Species of plant endemic to Queensland, Australia

Hakea pedunculata is a shrub or small tree in the family Proteaceae. This species is found in the Far North region of Queensland and adjacent islands. It has flat, broadly egg-shaped leaves and white, cream or greenish flowers.

==Description==
Hakea pedunculata is a shrub or small tree, that typically grows to a height of 1 to 5 m. It often has knobbly, finely cracked bark, and it branchlets are reddish. The leaves are flat, narrowly to broadly egg-shaped, a rounded apex, 5 to 10 cm long and 8 to 20 mm wide, young leaves thickly covered with white, shiny, flattened, hairs that are quickly shed. The inflorescence has up to forty cream-white or greenish white flowers on a peduncle 6.5-25 mm long, each flower on a slightly rough pedicel 2-10 mm long that is covered with white soft hairs. Fruit are obliquely egg-shaped tapering at each end or three dimensional and 2 to 3 cm long and 1 to 1.2 cm wide, ending in a short backward curving beak about 2-3 mm long.

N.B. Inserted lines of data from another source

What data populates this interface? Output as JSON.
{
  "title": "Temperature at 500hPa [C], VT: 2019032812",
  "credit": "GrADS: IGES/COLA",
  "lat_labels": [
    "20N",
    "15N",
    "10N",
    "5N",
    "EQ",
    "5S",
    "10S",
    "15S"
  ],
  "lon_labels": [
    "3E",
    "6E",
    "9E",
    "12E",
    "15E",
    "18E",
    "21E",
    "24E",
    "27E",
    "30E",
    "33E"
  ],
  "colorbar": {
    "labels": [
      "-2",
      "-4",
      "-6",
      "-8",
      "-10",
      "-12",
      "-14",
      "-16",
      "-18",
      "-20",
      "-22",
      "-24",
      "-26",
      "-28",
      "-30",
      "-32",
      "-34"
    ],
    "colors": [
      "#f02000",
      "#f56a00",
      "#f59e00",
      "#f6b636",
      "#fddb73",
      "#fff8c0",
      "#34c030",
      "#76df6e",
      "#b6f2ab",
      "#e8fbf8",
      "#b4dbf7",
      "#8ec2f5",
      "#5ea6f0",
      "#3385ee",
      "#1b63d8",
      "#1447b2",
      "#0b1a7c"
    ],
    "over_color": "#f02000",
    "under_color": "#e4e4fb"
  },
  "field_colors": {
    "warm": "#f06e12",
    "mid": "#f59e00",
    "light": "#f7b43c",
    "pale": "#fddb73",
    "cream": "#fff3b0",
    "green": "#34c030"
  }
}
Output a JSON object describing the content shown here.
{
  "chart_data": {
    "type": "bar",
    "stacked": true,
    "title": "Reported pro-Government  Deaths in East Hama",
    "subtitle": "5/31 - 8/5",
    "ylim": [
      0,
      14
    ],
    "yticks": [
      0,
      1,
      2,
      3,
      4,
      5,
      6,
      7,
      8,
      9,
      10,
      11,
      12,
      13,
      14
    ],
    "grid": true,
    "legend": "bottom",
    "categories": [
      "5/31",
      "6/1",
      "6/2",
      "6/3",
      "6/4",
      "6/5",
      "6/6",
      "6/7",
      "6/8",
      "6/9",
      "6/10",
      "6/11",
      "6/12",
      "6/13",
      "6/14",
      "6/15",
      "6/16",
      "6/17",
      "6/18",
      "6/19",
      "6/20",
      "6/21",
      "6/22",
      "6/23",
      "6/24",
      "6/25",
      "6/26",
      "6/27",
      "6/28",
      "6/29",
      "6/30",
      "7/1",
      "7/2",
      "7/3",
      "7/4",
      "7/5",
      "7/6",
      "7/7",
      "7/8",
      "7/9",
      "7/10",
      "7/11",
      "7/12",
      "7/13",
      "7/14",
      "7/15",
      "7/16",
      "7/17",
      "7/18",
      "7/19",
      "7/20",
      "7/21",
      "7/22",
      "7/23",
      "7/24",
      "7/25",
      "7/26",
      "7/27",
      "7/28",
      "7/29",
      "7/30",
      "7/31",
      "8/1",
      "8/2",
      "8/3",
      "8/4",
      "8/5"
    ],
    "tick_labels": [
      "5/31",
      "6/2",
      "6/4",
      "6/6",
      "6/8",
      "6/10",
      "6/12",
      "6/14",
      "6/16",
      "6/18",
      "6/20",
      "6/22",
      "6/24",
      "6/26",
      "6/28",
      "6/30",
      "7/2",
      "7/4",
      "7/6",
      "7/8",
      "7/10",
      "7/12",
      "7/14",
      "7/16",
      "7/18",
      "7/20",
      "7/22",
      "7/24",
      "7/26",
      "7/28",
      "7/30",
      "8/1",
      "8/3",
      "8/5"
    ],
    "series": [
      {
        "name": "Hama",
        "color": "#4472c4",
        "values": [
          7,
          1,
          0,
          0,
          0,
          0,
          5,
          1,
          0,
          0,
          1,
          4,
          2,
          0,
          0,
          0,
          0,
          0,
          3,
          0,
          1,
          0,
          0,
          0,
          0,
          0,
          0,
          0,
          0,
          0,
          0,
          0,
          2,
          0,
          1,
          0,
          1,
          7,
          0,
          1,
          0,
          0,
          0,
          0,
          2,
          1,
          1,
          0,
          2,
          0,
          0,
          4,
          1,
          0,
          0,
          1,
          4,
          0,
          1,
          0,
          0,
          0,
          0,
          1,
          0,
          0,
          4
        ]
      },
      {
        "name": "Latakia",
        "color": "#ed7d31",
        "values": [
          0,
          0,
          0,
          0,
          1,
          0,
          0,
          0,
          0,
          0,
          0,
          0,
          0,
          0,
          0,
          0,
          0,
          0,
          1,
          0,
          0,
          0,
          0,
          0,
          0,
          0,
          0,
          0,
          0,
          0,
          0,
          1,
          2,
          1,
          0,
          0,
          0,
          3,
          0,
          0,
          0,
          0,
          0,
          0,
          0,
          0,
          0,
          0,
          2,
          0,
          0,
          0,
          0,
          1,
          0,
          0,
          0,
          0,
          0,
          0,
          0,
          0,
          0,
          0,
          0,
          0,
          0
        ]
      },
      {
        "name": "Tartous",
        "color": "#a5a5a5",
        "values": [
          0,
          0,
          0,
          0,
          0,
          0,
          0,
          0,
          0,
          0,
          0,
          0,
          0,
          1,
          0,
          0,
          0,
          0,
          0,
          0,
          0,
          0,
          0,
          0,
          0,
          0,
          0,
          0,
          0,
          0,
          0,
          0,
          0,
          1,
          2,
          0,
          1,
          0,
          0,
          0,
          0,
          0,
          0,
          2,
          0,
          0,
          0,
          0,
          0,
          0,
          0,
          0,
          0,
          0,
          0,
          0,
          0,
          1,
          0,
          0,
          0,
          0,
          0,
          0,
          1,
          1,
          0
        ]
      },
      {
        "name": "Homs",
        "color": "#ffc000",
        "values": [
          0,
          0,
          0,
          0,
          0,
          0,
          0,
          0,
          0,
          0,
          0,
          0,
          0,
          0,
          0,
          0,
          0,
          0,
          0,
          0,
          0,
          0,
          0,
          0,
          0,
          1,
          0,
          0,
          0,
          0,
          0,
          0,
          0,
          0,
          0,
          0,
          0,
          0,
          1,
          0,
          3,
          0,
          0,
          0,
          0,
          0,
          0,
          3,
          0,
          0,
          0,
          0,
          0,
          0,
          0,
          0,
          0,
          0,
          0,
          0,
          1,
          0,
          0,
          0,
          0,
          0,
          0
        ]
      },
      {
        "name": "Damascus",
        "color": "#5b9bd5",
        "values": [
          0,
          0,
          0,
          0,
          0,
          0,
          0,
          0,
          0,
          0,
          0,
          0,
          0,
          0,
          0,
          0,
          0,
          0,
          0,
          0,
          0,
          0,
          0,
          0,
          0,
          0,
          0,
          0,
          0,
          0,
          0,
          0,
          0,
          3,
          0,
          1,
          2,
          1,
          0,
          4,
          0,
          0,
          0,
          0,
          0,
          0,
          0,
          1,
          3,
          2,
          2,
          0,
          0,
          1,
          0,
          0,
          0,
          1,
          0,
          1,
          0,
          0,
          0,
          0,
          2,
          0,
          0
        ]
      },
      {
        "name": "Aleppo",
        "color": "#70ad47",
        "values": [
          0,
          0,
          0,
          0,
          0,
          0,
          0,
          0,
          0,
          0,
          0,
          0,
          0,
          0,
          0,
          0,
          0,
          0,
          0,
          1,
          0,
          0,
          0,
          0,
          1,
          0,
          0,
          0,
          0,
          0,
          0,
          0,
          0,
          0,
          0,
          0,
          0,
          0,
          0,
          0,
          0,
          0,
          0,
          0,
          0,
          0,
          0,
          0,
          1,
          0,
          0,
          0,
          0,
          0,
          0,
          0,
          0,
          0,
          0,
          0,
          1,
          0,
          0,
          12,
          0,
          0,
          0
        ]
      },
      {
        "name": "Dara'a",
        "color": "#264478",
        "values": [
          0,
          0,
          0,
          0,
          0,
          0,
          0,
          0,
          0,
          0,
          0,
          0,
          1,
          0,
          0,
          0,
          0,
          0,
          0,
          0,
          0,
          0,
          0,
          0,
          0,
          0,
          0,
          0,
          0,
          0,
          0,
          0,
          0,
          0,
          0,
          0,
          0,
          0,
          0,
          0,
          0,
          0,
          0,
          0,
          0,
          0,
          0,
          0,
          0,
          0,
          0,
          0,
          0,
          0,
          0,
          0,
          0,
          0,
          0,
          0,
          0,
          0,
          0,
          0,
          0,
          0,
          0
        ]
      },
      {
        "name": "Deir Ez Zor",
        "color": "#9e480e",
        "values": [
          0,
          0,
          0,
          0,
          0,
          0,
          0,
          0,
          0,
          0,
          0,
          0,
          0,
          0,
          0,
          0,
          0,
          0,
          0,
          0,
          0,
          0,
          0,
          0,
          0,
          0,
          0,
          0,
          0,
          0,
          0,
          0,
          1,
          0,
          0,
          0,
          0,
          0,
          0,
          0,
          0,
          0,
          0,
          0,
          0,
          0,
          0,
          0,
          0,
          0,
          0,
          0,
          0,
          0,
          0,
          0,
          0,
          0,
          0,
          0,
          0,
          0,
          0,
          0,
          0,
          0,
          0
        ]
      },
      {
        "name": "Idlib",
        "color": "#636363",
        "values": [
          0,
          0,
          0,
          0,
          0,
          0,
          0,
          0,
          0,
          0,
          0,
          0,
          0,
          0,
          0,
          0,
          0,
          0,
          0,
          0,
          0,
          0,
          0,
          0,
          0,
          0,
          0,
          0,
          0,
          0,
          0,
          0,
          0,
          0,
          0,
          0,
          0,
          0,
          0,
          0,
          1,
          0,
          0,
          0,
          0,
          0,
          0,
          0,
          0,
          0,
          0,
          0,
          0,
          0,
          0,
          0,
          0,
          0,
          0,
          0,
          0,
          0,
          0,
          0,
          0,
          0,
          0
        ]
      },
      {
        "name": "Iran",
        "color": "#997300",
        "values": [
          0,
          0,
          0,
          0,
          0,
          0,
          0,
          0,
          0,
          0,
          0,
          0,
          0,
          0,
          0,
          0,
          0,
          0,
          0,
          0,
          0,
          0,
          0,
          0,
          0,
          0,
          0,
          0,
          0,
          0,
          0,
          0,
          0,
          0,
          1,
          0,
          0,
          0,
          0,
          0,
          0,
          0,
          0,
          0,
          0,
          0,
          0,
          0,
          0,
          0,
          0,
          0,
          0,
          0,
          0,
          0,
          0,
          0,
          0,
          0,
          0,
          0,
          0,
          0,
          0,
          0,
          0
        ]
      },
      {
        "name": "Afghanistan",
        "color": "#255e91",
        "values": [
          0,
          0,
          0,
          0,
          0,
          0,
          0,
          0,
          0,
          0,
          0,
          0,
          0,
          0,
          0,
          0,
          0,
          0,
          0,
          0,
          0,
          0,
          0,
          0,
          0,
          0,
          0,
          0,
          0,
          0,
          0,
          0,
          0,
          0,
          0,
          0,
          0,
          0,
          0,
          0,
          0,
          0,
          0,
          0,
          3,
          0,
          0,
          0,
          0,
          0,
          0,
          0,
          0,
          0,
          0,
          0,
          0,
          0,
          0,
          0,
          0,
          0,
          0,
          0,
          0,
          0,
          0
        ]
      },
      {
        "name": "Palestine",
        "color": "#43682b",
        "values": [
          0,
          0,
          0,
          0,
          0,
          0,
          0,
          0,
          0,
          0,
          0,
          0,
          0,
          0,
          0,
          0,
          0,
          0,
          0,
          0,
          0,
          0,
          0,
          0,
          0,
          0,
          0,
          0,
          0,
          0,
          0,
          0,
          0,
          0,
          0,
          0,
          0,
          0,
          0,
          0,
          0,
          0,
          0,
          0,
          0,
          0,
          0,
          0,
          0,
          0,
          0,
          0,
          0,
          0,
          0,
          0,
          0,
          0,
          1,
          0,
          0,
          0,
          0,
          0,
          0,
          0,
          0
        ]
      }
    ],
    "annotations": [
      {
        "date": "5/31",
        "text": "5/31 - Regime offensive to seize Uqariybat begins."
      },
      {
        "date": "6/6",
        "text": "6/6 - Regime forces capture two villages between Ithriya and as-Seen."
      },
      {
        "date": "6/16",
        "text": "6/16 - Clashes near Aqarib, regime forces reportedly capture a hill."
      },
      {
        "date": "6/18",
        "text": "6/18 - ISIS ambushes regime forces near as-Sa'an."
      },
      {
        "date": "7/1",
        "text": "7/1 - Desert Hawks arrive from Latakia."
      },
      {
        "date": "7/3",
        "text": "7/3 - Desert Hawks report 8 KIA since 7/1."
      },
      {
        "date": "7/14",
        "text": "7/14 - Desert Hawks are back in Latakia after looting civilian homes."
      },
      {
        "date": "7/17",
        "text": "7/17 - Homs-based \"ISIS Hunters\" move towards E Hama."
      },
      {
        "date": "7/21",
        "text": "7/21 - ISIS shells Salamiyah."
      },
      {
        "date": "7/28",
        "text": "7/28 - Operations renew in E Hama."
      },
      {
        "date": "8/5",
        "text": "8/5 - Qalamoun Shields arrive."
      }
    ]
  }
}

Flowering occurs predominantly from April to August and occasionally in February.

==Taxonomy and naming==
Hakea pedunculata was first formally described in 1883 by Ferdinand von Mueller from a specimen collected by a druggist, W. Anthony Persieh, from a specimen collected near Endeavour River and the description was published in The Australasian Chemist and Druggist. (Hakea persiehana was named in his honour by Mueller in 1886.) The specific epithet (pedunculata) is derived from the Latin word pedunculus meaning "a small, slender stalk", referring to its peduncle, the stalk beneath the inflorescence, which is much longer than in other species of Hakea.

==Distribution and habitat==
Hakea pedunculata grows north of Cooktown on Cape York Peninsula and on adjacent islands. It is often found in landward edges of mangroves or semi-swamp areas in low shrubland where Melaleuca is dominant.

==Ecology==
The woodiness of Hakea is determined when the fruit ripens and the two valves open displaying a darker and lighter zone. Most Hakea seed are usually dispersed by an environmental trigger rather than when seed matures, quite often by fire. Whilst other species may require sporadic flooding rains to establish. Those species with a greater pale layer tend to retain their seed longer. Hakea pedunculata is unique in the Pedunculata group for its fruit woodiness and swampy habitat.

==Conservation status==
Hakea pedunculata is considered "least concern" by the Department of Environment and Science, Queensland.